Stafford Thornton, president of the American Society of Civil Engineers, wrote congressmen last month that he knows of no entity that would be willing to buy the building and fire lab should Congress decide to make NIST private. Thornton was joined by Loring A. Wylie Jr., president of the Earthquake Engineering Research Institute, in urging Congress to continue funding for the lab because of the importance of its research.

Also among NIST's friends are 25 Nobel laureates in physics and the presidents of 18 major scientific societies who recently sent Congress letters supporting the agency's laboratory programs, describing them as a "national treasure."

"NIST's laboratories carry out the basic research that is essential for advanced technology," the physicists wrote. "Measurements and standards techniques from the NIST laboratories have been estimated to save the nation billions of dollars annually."

Kathleen Kingscott of IBM's government programs office in Washington is co-chairwoman of a coalition of U.S. technology companies, including DuPont and Babcock & Wilcox, that is fighting to save NIST's Advanced Technology Program. 1996 appropriation bills kill that program's funding after next year. The program - a partnership among government, universities and industry - funds long-range, high-risk research that would otherwise not be conducted, she said.

The program is only two years old; no commercially recognizable products are associated with it yet. Kingscott, however, offered IBM's research on the use of computerized robotics in hip-replacement surgery as one example of the kind of research the program is financing. The new surgical techniques could lead to savings of $100 million a year in shorter hospital stays as a result, in part, of better fits for artificial hips and less blood loss during surgery, she said.

Research on flat-panel display technology funded by the program has given the United States a jump on Japan in development of video displays that will be used on television sets and computers in the future, Boucher said.

"I think that most countries with which our country competes have something like [NIST], which encourages research and development toward commercial products," said Dr. Charles Bostian, director of the Center for Wireless Telecommunications at Virginia Tech. The agency's involvement with industrial research - which can be a valuable role for NIST - was, in a way, forced on it by Congress and President Bush in the late 1980s, he said.

The longtime standard-setting role of NIST, which is 94 years old this year, is also a valuable one, Bostian said. European industry often beats our own because it is quicker to agree on common standards, he said.

The Commerce Department is an attractive target for budget cutters because it is not big and lacks a vocal constituency, as Medicare has in the elderly, Bostian said. Some aspects of the agency may seem bureaucratic and unnecessary, but that doesn't mean everything it does is bad, he said.

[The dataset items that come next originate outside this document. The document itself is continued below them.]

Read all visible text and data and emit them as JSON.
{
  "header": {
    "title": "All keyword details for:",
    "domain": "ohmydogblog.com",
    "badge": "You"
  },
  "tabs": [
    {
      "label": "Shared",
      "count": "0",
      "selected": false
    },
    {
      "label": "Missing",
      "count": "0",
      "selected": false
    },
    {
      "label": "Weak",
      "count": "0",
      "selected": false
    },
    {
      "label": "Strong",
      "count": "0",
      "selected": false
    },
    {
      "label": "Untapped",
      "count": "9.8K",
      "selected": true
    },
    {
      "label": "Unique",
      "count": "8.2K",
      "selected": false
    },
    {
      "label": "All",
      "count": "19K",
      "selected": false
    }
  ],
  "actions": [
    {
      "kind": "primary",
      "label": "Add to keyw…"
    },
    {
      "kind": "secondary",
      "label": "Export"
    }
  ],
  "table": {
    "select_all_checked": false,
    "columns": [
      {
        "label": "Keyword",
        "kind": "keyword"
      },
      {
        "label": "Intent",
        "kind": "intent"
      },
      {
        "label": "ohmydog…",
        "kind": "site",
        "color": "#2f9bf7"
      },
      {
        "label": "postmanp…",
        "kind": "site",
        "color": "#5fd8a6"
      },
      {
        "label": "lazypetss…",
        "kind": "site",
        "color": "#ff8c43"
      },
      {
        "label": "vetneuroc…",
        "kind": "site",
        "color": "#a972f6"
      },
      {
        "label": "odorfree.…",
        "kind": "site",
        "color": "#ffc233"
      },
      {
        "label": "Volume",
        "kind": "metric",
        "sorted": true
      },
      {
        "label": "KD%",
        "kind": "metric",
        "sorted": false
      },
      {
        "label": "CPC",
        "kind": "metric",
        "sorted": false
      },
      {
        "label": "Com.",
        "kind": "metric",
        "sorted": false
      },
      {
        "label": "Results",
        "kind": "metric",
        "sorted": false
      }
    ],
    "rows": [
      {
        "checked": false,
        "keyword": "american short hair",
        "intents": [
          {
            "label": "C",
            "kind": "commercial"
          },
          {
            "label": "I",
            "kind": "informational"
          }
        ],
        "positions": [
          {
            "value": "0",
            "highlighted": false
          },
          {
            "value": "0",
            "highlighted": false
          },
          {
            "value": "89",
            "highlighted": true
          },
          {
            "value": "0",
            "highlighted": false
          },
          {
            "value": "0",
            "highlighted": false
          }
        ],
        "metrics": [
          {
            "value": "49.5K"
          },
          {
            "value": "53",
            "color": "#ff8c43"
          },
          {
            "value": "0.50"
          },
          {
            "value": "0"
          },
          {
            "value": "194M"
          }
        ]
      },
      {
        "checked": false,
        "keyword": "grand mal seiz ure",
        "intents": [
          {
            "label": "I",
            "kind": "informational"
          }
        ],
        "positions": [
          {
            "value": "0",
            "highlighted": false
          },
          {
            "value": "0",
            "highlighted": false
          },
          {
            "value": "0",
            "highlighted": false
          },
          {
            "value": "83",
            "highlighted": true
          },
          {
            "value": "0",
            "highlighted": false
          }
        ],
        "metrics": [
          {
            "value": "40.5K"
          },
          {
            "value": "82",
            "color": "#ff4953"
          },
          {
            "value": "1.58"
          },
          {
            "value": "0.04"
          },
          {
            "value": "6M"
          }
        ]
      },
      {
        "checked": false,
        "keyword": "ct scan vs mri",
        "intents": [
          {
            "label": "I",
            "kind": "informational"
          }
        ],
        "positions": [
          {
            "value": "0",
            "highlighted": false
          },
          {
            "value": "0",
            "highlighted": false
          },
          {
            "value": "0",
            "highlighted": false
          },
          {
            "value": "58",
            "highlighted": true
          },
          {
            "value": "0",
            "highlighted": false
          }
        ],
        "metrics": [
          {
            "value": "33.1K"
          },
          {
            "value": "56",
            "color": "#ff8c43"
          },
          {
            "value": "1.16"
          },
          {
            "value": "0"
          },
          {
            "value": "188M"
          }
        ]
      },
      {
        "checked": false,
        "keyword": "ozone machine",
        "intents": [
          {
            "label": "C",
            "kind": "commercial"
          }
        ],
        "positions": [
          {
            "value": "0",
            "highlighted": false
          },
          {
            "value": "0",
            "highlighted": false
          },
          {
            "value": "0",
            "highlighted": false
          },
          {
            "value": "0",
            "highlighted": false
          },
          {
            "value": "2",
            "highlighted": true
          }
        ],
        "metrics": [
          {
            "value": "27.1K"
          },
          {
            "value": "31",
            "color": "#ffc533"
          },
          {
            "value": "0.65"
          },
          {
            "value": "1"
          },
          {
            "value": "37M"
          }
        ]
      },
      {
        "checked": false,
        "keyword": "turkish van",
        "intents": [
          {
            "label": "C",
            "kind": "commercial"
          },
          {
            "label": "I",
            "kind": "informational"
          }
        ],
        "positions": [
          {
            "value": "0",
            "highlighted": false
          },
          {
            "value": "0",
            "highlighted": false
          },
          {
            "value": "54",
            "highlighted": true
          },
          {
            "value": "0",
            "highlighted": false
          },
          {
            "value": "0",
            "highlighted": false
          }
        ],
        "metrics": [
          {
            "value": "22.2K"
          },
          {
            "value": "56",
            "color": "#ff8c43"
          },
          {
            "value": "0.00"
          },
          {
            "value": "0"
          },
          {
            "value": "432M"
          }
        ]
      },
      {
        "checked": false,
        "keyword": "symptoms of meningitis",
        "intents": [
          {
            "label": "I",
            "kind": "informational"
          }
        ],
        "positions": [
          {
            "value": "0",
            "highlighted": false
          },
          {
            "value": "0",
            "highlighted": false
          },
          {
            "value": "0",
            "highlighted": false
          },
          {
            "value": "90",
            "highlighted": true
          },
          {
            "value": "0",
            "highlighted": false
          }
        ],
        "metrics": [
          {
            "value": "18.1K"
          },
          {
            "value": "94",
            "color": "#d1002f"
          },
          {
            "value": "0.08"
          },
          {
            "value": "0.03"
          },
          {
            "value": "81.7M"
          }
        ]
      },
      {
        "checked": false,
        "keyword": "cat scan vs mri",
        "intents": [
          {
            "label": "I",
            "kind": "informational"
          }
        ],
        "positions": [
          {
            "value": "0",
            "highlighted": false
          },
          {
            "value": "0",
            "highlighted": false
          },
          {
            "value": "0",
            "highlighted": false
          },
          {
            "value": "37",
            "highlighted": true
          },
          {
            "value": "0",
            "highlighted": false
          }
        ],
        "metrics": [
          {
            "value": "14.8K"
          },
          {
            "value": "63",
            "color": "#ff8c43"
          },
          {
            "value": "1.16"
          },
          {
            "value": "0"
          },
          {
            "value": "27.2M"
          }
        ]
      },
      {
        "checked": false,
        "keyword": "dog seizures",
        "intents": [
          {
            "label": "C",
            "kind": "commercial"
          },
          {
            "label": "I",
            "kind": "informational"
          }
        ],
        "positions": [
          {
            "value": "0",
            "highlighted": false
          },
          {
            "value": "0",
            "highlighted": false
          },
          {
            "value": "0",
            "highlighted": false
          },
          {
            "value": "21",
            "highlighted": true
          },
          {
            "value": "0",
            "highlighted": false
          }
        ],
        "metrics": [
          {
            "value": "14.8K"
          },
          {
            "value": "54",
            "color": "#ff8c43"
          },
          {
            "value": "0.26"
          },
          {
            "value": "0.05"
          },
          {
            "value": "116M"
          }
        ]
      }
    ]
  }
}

Another NIST program that some in Congress would eliminate is the Manufacturing Extension Partnership. Extension centers, such as the A.L. Philpott Manufacturing Center in Martinsville, help bring information on new technology to businesses and then help train workers in the use of that technology.

Boucher has a similar program planned for Wytheville that would involve a consortium of five Southwest Virginia community colleges and Virginia Tech and would depend on NIST for a large part of its funding. Manufacturing extension is based on a proven model, the Cooperative Extension Service in agriculture that has helped 2 percent of American workers produce the food needed to feed the remaining 98 percent, he said.